From ships to horses

That was, nonetheless, not the end of the Arsenals’ story. The building was indeed destined to change its purpose again in the centuries to come. It would not be tied to the sea anymore: as a matter of fact, during the 18th Century the Arsenals have been transformed into cavalry barracks. The “guests” of the stables were not common animals: only the horses of the Dragons, the Lorena family cavalry, could stay there. In 1809 the nuns were dispossessed of their nearby monastic complex of San Vito, which was then included in the cavalry barracks.
Since the unification of Italy (1861) the Arsenals became a center of horse breeding of Savoy State and it remained operational under the Italian Army until 1965.

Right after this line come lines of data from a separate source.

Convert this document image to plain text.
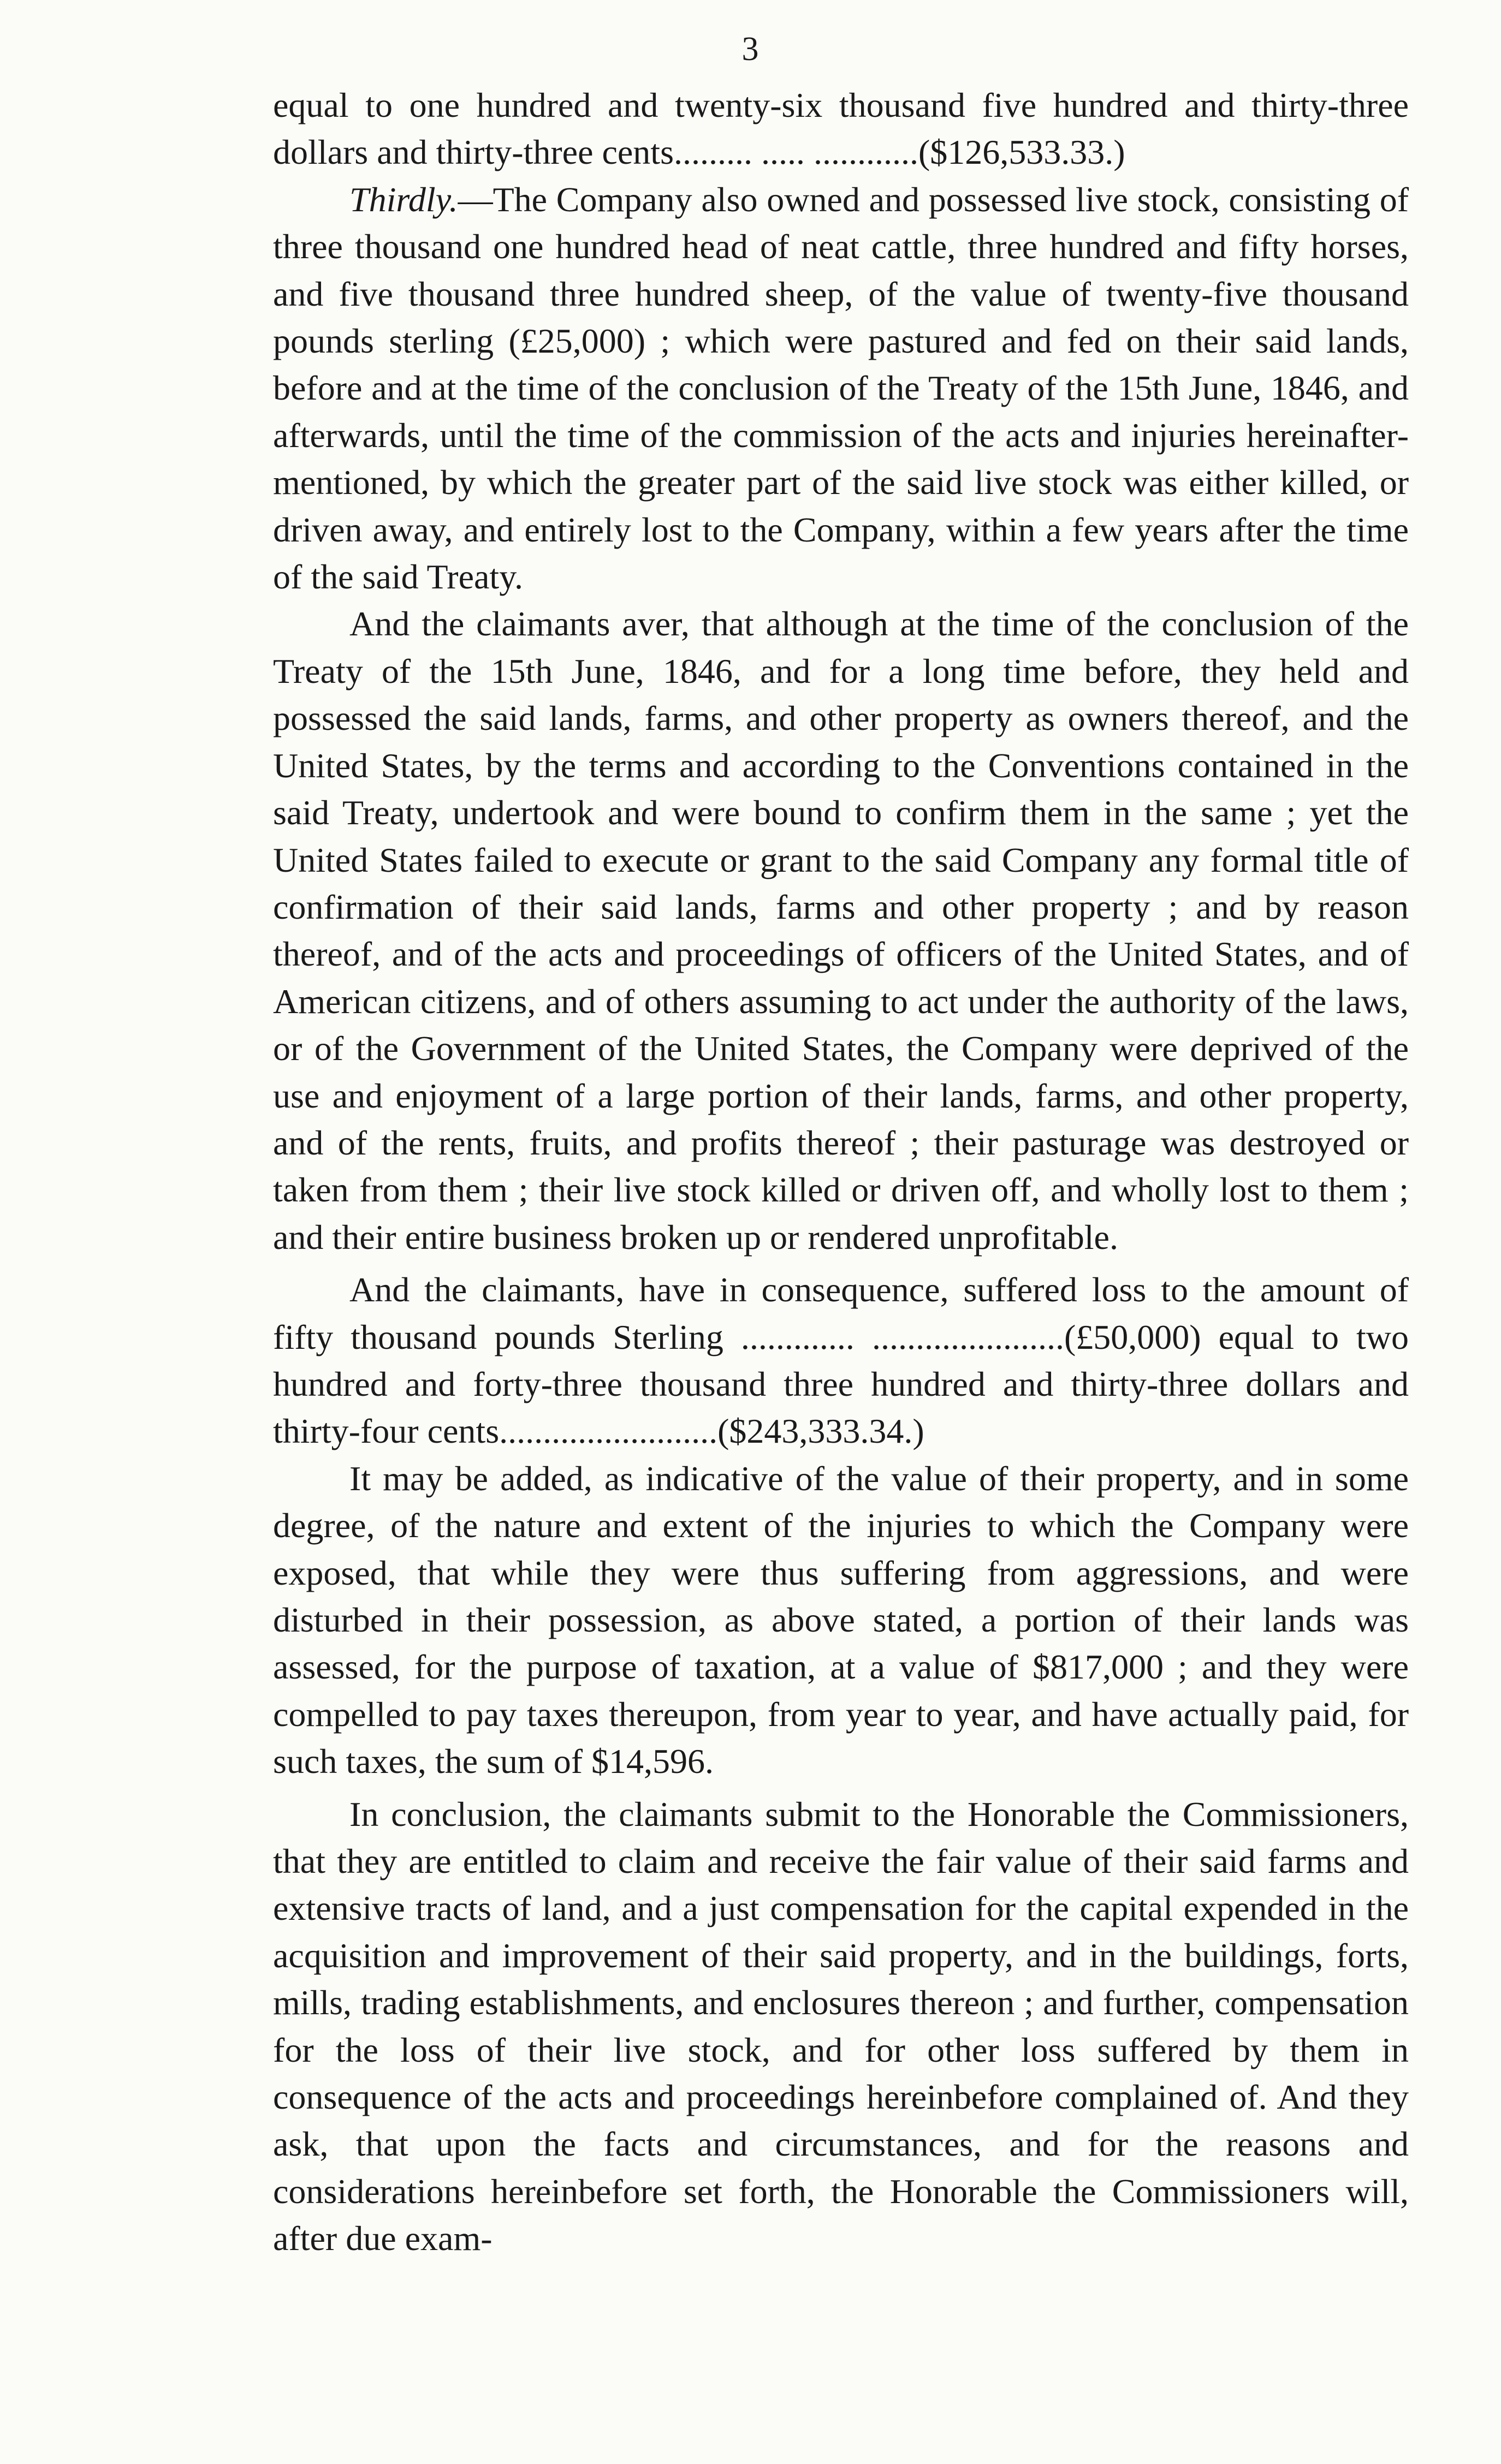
3

equal to one hundred and twenty-six thousand five hundred and thirty-three dollars and thirty-three cents......... ..... ............($126,533.33.)

Thirdly.—The Company also owned and possessed live stock, consisting of three thousand one hundred head of neat cattle, three hundred and fifty horses, and five thousand three hundred sheep, of the value of twenty-five thousand pounds sterling (£25,000) ; which were pastured and fed on their said lands, before and at the time of the conclusion of the Treaty of the 15th June, 1846, and afterwards, until the time of the commission of the acts and injuries hereinafter- mentioned, by which the greater part of the said live stock was either killed, or driven away, and entirely lost to the Company, within a few years after the time of the said Treaty.

And the claimants aver, that although at the time of the conclusion of the Treaty of the 15th June, 1846, and for a long time before, they held and possessed the said lands, farms, and other property as owners thereof, and the United States, by the terms and according to the Conventions contained in the said Treaty, undertook and were bound to confirm them in the same ; yet the United States failed to execute or grant to the said Company any formal title of confirmation of their said lands, farms and other property ; and by reason thereof, and of the acts and proceedings of officers of the United States, and of American citizens, and of others assuming to act under the authority of the laws, or of the Government of the United States, the Company were deprived of the use and enjoyment of a large portion of their lands, farms, and other property, and of the rents, fruits, and profits thereof ; their pasturage was destroyed or taken from them ; their live stock killed or driven off, and wholly lost to them ; and their entire business broken up or rendered unprofitable.

And the claimants, have in consequence, suffered loss to the amount of fifty thousand pounds Sterling ............. ......................(£50,000) equal to two hundred and forty-three thousand three hundred and thirty-three dollars and thirty-four cents.........................($243,333.34.)

It may be added, as indicative of the value of their property, and in some degree, of the nature and extent of the injuries to which the Company were exposed, that while they were thus suffering from aggressions, and were disturbed in their possession, as above stated, a portion of their lands was assessed, for the purpose of taxation, at a value of $817,000 ; and they were compelled to pay taxes thereupon, from year to year, and have actually paid, for such taxes, the sum of $14,596.

In conclusion, the claimants submit to the Honorable the Commissioners, that they are entitled to claim and receive the fair value of their said farms and extensive tracts of land, and a just compensation for the capital expended in the acquisition and improvement of their said property, and in the buildings, forts, mills, trading establishments, and enclosures thereon ; and further, compensation for the loss of their live stock, and for other loss suffered by them in consequence of the acts and proceedings hereinbefore complained of. And they ask, that upon the facts and circumstances, and for the reasons and considerations hereinbefore set forth, the Honorable the Commissioners will, after due exam-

Ancient histories, new meanings: the museum outfitting

The Arsenals are a place filled with history, now loaded with new meanings. This place represents the long-lasting relationship between Pisa and sailing thanks to the exhibit of finds, but also to the building itself: it is a symbol of the Grand Duke’s will to revive the times of Pisa a Maritime Republic.
These are all the reasons that brought to the conservation and preservation by all means possible of the structure of the Arsenals. This choice influenced the museum outfitting, especially in the “minor” rooms on the hallway. Here the maintenance of the horse boxes with gates and drinking troughs imposed a splitting of the narration into chapters, thus allowing the visitor to further divide the 8 thematic sections in small moments to be enjoyed step-by-step.
On the other hand, the majestic rooms and the aisles, originally built to accommodate great Grand Duke ships, are now the perfect place to display the wonderful restored ships. Here the grandiose Roman ships are exhibited, as a starting point for the long history of sailing in Pisa, now finding new life inside the rooms of the museum.